The new AI lock-in
Briefly

The new AI lock-in
"Models are getting easier to swap. The operating, integration, and governance machinery that surrounds them is much harder to replace. Even as models get easier to swap, the work that surrounds them is not. Developers already move among Claude Code, Codex, Gemini, and local models with less ceremony than vendors would like. At the API layer, substitution is getting easier, too. Not effortless or free, but easier than replacing the workflow machinery around the model."
"That is the part enterprise buyers may be underestimating. Yes, open standards, better APIs, and improving model parity are weakening one form of lock-in, but they are strengthening another. The model call is getting easier to replace; the surrounding workflow, governance, and operating model are not. Lock-in didn't disappear. It moved"
"Greyhound Research's Sanchit Vir Gogia puts it this way, "Lock-in is not going away. It is relocating. At the model level, substitution is becoming easier." He continues, "At the orchestration level, however, substitution remains difficult. Once your workflows, controls, identity layers, and governance structures are built around a particular system, changing that system is not a small task.""
"Remember MIT's NANDA initiative report, which suggested that 95% of enterprise generative AI pilots fail to deliver measurable business impact? The number has been contested on methodology, but even the more optimistic counter-readings put the gap between AI investment and AI value capture in painful territory. Most failures aren't about model capability, but rather operational fit. The tools don't learn the workflow, don't sit inside the approval path, and don't carry the right permissions."

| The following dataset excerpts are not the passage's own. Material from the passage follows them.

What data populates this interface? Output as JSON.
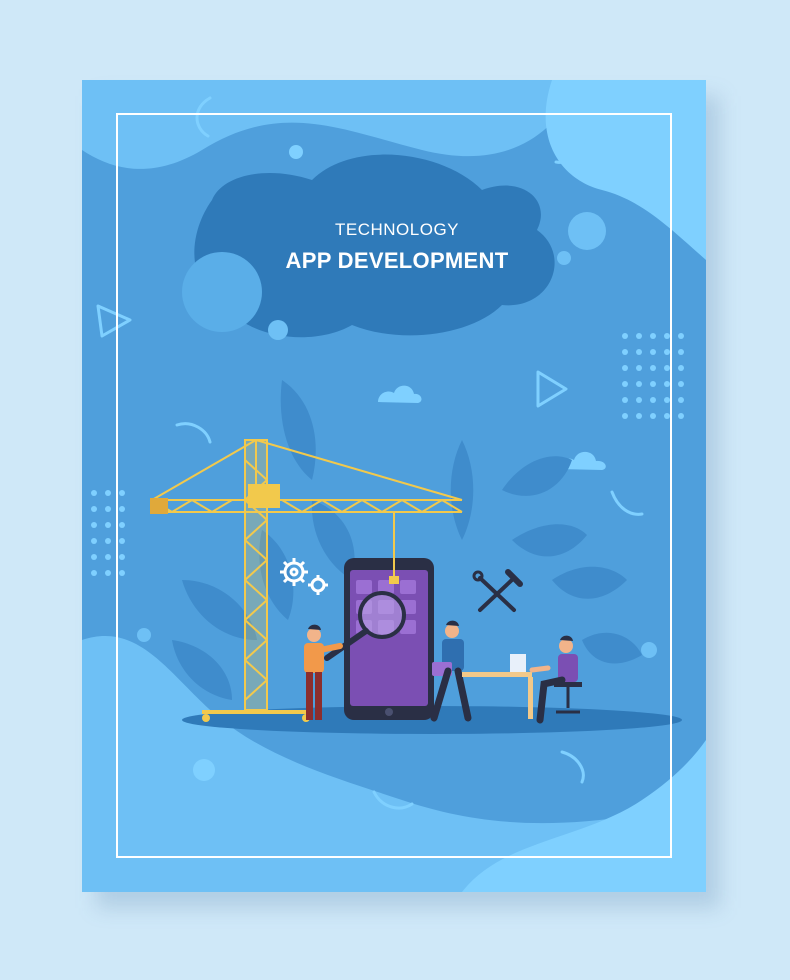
{
  "poster": {
    "subtitle": "TECHNOLOGY",
    "title": "APP DEVELOPMENT"
  },
  "palette": {
    "page_background": "#cfe8f8",
    "poster_base": "#4f9fdc",
    "blob_dark": "#2f7ab9",
    "blob_light": "#6ec0f5",
    "crane_yellow": "#f2c94c",
    "phone_purple": "#7b4fb3",
    "phone_body": "#2a2f45"
  },
  "icons": [
    "gears-icon",
    "wrench-hammer-icon",
    "magnifier-icon",
    "cloud-icon",
    "play-triangle-icon",
    "dot-grid-icon"
  ]
}
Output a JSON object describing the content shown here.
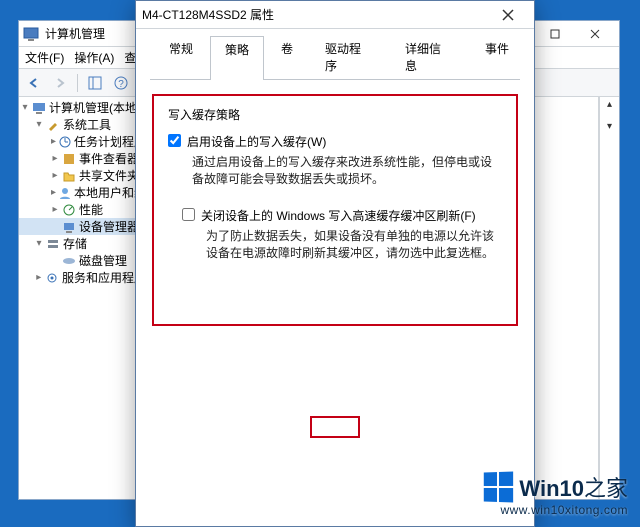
{
  "mgmt": {
    "title": "计算机管理",
    "menu": {
      "file": "文件(F)",
      "action": "操作(A)",
      "view": "查"
    },
    "tree": {
      "root": "计算机管理(本地)",
      "system_tools": "系统工具",
      "task_scheduler": "任务计划程序",
      "event_viewer": "事件查看器",
      "shared_folders": "共享文件夹",
      "local_users": "本地用户和组",
      "performance": "性能",
      "device_manager": "设备管理器",
      "storage": "存储",
      "disk_mgmt": "磁盘管理",
      "services": "服务和应用程序"
    }
  },
  "props": {
    "title": "M4-CT128M4SSD2 属性",
    "tabs": {
      "general": "常规",
      "policies": "策略",
      "volumes": "卷",
      "driver": "驱动程序",
      "details": "详细信息",
      "events": "事件"
    },
    "policy": {
      "legend": "写入缓存策略",
      "enable_label": "启用设备上的写入缓存(W)",
      "enable_desc": "通过启用设备上的写入缓存来改进系统性能，但停电或设备故障可能会导致数据丢失或损坏。",
      "flush_label": "关闭设备上的 Windows 写入高速缓存缓冲区刷新(F)",
      "flush_desc": "为了防止数据丢失，如果设备没有单独的电源以允许该设备在电源故障时刷新其缓冲区，请勿选中此复选框。"
    }
  },
  "watermark": {
    "brand_a": "Win10",
    "brand_b": "之家",
    "url": "www.win10xitong.com"
  }
}
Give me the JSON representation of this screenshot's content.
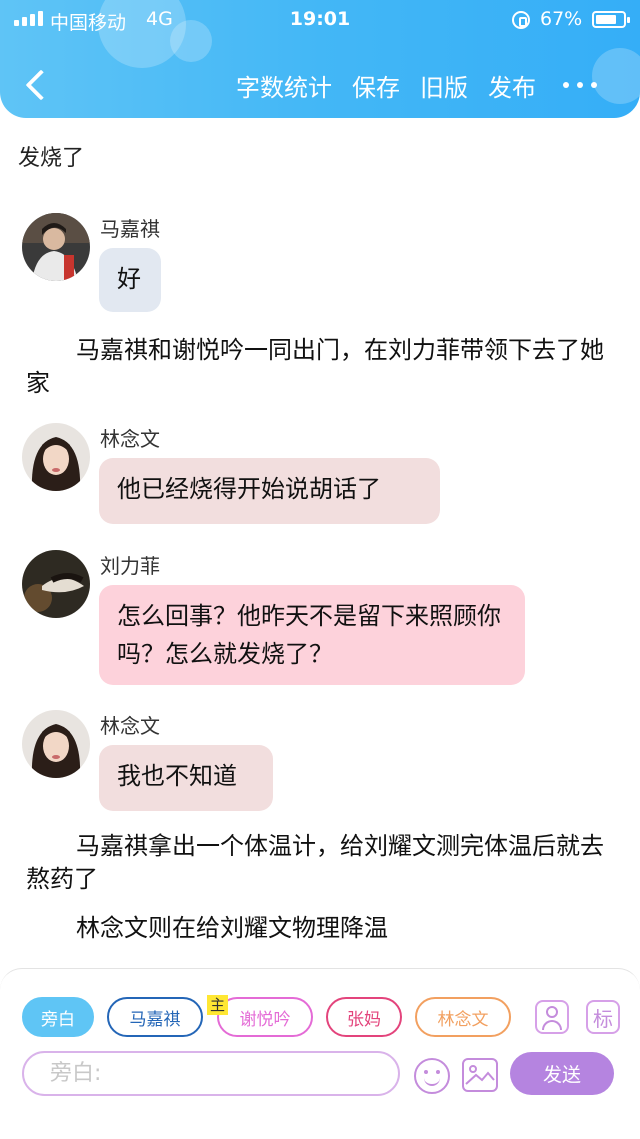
{
  "status_bar": {
    "carrier": "中国移动",
    "network": "4G",
    "time": "19:01",
    "battery": "67%"
  },
  "header": {
    "actions": [
      "字数统计",
      "保存",
      "旧版",
      "发布"
    ]
  },
  "content": {
    "title": "发烧了",
    "messages": [
      {
        "name": "马嘉祺",
        "text": "好"
      },
      {
        "name": "林念文",
        "text": "他已经烧得开始说胡话了"
      },
      {
        "name": "刘力菲",
        "text": "怎么回事？他昨天不是留下来照顾你吗？怎么就发烧了？"
      },
      {
        "name": "林念文",
        "text": "我也不知道"
      }
    ],
    "narrations": [
      "马嘉祺和谢悦吟一同出门，在刘力菲带领下去了她家",
      "马嘉祺拿出一个体温计，给刘耀文测完体温后就去熬药了",
      "林念文则在给刘耀文物理降温"
    ]
  },
  "composer": {
    "chips": [
      "旁白",
      "马嘉祺",
      "谢悦吟",
      "张妈",
      "林念文"
    ],
    "master_tag": "主",
    "tag_button": "标",
    "input_placeholder": "旁白:",
    "send_label": "发送"
  },
  "colors": {
    "header": "#43b7f6",
    "bubble_ma": "#e2e8f1",
    "bubble_lin": "#f2dede",
    "bubble_liu": "#fdd2db",
    "accent": "#b584e0"
  }
}
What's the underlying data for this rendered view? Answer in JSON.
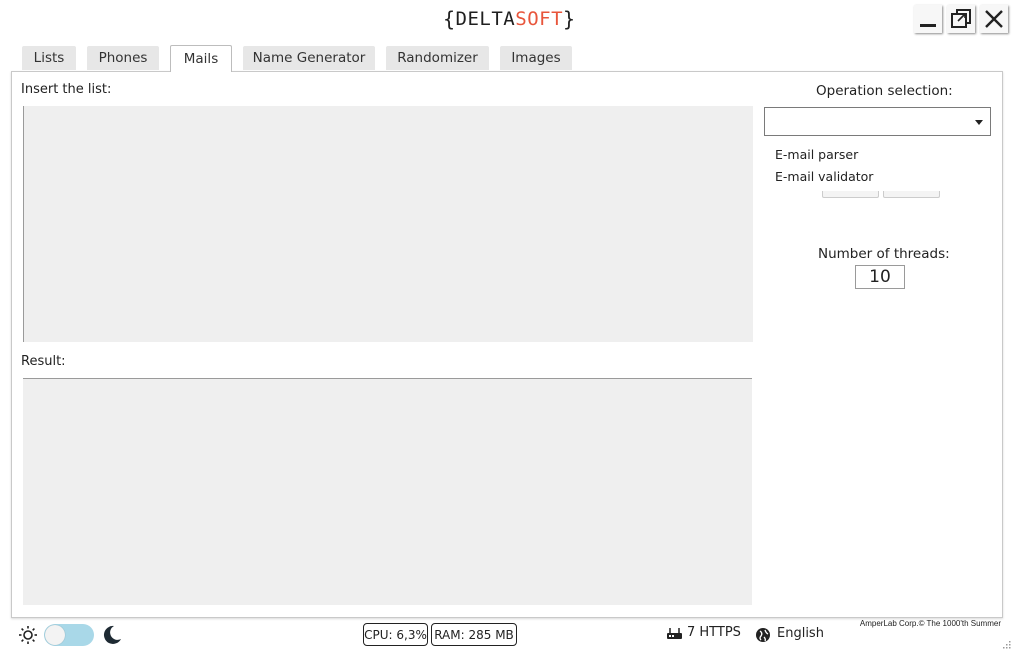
{
  "app": {
    "logo_part1": "DELTA",
    "logo_part2": "SOFT",
    "logo_brace_open": "{",
    "logo_brace_close": "}"
  },
  "window_controls": [
    {
      "name": "minimize-button",
      "icon": "minimize-icon"
    },
    {
      "name": "restore-button",
      "icon": "restore-icon"
    },
    {
      "name": "close-button",
      "icon": "close-icon"
    }
  ],
  "tabs": [
    {
      "label": "Lists",
      "active": false
    },
    {
      "label": "Phones",
      "active": false
    },
    {
      "label": "Mails",
      "active": true
    },
    {
      "label": "Name Generator",
      "active": false
    },
    {
      "label": "Randomizer",
      "active": false
    },
    {
      "label": "Images",
      "active": false
    }
  ],
  "mails": {
    "insert_label": "Insert the list:",
    "result_label": "Result:",
    "insert_value": "",
    "result_value": "",
    "operation_label": "Operation selection:",
    "operation_selected": "",
    "operation_options": [
      "E-mail parser",
      "E-mail validator"
    ],
    "threads_label": "Number of threads:",
    "threads_value": "10"
  },
  "status": {
    "theme_light_icon": "sun-icon",
    "theme_dark_icon": "moon-icon",
    "cpu": "CPU: 6,3%",
    "ram": "RAM: 285 MB",
    "proxy": "7 HTTPS",
    "language": "English",
    "copyright": "AmperLab Corp.© The 1000'th Summer"
  },
  "colors": {
    "accent": "#e8553b",
    "toggle": "#a9d8e8",
    "textarea_bg": "#efefef"
  }
}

Model calls are increasingly easy to swap across providers and local systems, with developers already moving among multiple offerings. API-level substitution is also improving, though it still requires effort. Lock-in is shifting from the model itself to the surrounding orchestration layer. Workflows, controls, identity layers, and governance structures built around a specific system are hard to change once established. Enterprise generative AI pilots often fail to deliver measurable business impact due to operational fit rather than model capability. Tools may not integrate into approval paths, may not learn existing workflows, and may not carry the required permissions, preventing successful deployment in real organizations.